For the machine learning model to work most efficiently, the right algorithm — or combination of algorithms — needs to be used. Many studies building similar algorithms have used many different strategies, but some general principles are common and are effective in this situation. The overall structure is a neural network. For natural language processing of the text, recurrent neural networks and bayesian networks have both worked very well and could both be used. To combine that with other Twitter data like the time and number of tweets, a simple neural network can be used. The overall network will combine these results to return the probability of each different mental health disorder — depression, anxiety, and suicide. If the probability for any of those is greater than a certain threshold, the automated message will be sent to that user.

Type of Data

Current machine learning strategies can recognize patterns in language quite well, and can also recognize patterns in listed data like the time and number of tweets very well. Because of this, an algorithm can do a good job recognizing patterns in tweets, whether it is depression, anxiety, or suicide. Many social media sites including Twitter use pictures as well. On Twitter, because most visual media is not actually of the user or taken by the user themself, using that would not provide much more useful data, and could actually hurt the model’s performance.

Long-term Possibilities

In the future, this type of algorithm could be applied to many social media platforms, like Instagram, Facebook, and Reddit in addition to Twitter. Although Reddit may have the same problem with images as Twitter, Instagram and Facebook are both places where users often share personal photos along with captions. Some algorithms can recognize patterns in pictures quite well, and one study has proven that depression can be recognized through Instagram photos. On Reddit, a similar algorithm could be used as the Twitter algorithm.

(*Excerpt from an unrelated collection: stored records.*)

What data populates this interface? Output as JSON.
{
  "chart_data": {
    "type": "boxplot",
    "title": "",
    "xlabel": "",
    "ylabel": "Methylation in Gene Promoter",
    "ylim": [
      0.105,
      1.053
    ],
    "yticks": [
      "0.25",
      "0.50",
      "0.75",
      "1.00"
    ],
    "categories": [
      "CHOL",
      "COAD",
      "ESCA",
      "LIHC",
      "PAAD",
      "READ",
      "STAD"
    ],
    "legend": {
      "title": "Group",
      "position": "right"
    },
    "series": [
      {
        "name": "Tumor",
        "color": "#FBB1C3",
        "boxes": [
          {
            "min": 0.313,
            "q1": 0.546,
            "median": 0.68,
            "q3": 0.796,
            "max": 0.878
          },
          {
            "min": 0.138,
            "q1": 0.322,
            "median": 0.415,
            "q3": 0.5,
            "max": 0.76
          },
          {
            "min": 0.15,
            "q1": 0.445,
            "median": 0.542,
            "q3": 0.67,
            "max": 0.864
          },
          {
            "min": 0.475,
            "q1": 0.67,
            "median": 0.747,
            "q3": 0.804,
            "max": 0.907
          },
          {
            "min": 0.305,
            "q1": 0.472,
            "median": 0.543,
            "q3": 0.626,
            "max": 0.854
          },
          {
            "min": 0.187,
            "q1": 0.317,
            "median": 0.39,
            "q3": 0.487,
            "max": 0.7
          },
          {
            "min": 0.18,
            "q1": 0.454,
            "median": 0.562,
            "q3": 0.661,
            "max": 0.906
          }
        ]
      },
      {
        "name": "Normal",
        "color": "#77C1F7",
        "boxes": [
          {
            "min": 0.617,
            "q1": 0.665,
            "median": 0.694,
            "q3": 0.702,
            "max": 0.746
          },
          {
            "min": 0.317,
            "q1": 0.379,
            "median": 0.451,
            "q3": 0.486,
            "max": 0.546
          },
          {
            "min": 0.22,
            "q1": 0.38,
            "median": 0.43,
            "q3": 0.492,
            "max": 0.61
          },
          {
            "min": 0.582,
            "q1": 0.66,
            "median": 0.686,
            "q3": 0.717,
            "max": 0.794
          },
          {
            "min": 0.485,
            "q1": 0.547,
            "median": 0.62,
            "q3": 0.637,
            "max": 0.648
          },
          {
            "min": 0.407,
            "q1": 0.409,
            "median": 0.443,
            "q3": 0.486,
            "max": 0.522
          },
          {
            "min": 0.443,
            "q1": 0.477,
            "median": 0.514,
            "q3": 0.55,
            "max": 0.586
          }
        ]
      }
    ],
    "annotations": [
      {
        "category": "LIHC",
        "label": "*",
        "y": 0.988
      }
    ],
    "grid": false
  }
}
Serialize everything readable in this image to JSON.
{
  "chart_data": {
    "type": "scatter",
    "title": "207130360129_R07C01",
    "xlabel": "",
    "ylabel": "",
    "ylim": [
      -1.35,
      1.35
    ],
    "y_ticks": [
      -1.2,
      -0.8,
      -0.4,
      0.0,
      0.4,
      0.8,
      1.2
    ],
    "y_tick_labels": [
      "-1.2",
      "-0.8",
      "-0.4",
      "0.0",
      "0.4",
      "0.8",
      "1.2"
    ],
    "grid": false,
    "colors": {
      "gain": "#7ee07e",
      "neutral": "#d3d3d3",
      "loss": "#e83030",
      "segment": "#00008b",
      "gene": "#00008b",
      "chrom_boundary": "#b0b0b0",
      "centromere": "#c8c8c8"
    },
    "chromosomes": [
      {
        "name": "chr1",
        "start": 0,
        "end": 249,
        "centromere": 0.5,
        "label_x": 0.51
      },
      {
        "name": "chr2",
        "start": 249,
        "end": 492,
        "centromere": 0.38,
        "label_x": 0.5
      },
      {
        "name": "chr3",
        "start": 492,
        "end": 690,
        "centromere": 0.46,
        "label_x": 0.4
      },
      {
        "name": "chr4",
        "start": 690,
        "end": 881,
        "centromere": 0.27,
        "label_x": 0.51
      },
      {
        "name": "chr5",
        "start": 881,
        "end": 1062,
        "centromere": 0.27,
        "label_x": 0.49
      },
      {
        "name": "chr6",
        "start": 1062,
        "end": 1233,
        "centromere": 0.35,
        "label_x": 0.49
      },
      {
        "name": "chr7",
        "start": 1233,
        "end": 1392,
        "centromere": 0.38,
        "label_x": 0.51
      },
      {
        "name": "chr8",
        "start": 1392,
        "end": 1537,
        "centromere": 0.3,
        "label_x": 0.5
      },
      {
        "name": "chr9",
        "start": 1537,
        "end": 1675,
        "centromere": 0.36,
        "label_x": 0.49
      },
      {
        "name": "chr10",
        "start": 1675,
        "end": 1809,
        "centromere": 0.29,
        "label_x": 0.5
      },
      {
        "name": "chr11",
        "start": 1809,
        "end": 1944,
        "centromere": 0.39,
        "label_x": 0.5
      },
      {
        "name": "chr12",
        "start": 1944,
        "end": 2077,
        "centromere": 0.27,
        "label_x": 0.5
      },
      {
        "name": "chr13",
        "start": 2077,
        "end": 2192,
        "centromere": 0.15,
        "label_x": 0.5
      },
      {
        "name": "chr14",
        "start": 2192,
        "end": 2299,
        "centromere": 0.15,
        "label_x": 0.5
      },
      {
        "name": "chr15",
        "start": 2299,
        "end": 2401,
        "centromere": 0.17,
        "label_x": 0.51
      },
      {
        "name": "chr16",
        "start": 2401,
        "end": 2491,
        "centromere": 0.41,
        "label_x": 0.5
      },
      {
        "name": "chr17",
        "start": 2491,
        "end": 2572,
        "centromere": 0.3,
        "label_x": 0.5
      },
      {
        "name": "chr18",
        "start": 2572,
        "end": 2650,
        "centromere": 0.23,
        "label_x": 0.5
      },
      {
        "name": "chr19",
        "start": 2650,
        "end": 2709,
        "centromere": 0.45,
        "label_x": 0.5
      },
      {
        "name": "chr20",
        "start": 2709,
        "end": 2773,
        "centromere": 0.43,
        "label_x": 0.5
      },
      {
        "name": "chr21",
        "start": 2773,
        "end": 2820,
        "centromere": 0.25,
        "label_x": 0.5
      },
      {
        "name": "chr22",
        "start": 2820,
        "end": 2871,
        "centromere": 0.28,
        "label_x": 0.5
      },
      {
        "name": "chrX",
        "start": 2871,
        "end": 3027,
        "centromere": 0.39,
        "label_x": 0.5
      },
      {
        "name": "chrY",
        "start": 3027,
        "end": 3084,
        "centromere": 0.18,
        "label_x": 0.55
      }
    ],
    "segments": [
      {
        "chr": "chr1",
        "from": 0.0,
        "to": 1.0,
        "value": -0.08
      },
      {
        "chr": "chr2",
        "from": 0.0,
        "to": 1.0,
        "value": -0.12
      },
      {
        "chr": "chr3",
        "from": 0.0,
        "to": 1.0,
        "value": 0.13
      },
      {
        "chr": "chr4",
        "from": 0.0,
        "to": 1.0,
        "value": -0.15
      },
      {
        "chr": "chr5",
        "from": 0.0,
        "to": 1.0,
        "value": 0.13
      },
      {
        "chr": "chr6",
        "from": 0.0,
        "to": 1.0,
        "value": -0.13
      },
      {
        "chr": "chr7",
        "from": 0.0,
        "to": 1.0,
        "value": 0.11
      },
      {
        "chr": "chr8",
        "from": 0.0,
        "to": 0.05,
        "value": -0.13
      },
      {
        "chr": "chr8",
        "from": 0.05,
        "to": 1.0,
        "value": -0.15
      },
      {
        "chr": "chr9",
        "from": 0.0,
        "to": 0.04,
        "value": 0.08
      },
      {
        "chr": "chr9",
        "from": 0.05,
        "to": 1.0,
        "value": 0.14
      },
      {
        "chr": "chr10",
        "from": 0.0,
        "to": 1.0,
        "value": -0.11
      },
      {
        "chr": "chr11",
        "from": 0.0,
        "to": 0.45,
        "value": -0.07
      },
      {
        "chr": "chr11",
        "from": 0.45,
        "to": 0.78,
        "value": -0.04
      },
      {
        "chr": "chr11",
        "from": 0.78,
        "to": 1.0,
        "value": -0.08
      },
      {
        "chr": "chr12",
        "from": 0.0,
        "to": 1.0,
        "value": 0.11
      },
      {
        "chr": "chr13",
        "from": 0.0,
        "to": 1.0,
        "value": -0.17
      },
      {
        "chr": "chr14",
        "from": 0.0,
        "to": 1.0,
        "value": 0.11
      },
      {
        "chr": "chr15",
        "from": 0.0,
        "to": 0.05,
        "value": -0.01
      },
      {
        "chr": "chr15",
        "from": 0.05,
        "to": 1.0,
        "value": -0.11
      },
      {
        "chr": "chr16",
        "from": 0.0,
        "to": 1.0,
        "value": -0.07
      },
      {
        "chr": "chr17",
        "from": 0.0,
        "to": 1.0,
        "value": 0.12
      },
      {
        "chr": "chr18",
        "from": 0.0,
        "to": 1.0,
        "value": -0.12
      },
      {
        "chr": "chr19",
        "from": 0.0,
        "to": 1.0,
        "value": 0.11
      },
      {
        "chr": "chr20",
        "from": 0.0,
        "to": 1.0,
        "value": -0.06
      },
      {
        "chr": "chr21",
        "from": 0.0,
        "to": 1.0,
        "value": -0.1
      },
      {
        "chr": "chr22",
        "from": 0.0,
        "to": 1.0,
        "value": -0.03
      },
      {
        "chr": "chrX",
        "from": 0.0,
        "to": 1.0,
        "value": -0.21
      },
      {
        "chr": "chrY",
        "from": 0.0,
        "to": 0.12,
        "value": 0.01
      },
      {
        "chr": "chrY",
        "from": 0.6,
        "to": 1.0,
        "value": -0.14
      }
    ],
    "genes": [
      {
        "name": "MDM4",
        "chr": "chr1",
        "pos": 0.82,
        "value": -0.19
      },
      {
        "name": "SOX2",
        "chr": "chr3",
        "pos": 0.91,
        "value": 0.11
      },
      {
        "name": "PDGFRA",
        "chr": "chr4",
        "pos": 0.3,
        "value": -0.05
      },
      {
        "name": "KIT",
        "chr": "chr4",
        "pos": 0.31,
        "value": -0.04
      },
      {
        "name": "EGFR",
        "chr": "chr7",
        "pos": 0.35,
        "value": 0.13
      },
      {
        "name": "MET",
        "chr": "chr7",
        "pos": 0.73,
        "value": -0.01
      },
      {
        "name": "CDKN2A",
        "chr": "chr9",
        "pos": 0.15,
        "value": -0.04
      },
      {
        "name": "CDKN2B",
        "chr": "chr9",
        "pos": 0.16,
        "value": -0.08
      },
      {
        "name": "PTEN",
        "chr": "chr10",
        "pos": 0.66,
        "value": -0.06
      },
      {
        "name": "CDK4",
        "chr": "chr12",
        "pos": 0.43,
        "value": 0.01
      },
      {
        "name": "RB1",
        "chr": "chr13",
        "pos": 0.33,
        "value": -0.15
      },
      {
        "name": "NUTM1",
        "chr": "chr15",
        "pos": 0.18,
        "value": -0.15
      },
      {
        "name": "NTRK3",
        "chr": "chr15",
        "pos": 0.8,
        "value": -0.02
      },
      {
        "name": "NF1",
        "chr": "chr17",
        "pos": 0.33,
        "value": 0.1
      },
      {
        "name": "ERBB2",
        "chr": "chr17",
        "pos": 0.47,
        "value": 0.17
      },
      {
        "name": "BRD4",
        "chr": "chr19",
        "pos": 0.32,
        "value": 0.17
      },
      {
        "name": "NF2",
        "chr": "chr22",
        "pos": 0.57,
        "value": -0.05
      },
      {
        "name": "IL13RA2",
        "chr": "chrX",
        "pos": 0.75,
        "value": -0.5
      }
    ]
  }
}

If machine learning is applied to all these social media sites that over half of the world uses, it could have an enormous impact on improving mental health and preventing suicide around the globe. Additionally, with researchers and companies working on virtual therapists using AI, that system could replace the contacting of a real therapist, increasing the ease of getting treatment and reducing the cost. However, this possibility of AI seems much further away than the recognition of mental health disorders.

One more possibility is adding not only therapists and psychiatrists, but also people who have previously endured mental health problems themselves, and who want to help others going through similar things. Many people may want this support so that they have someone who can empathize with them even more.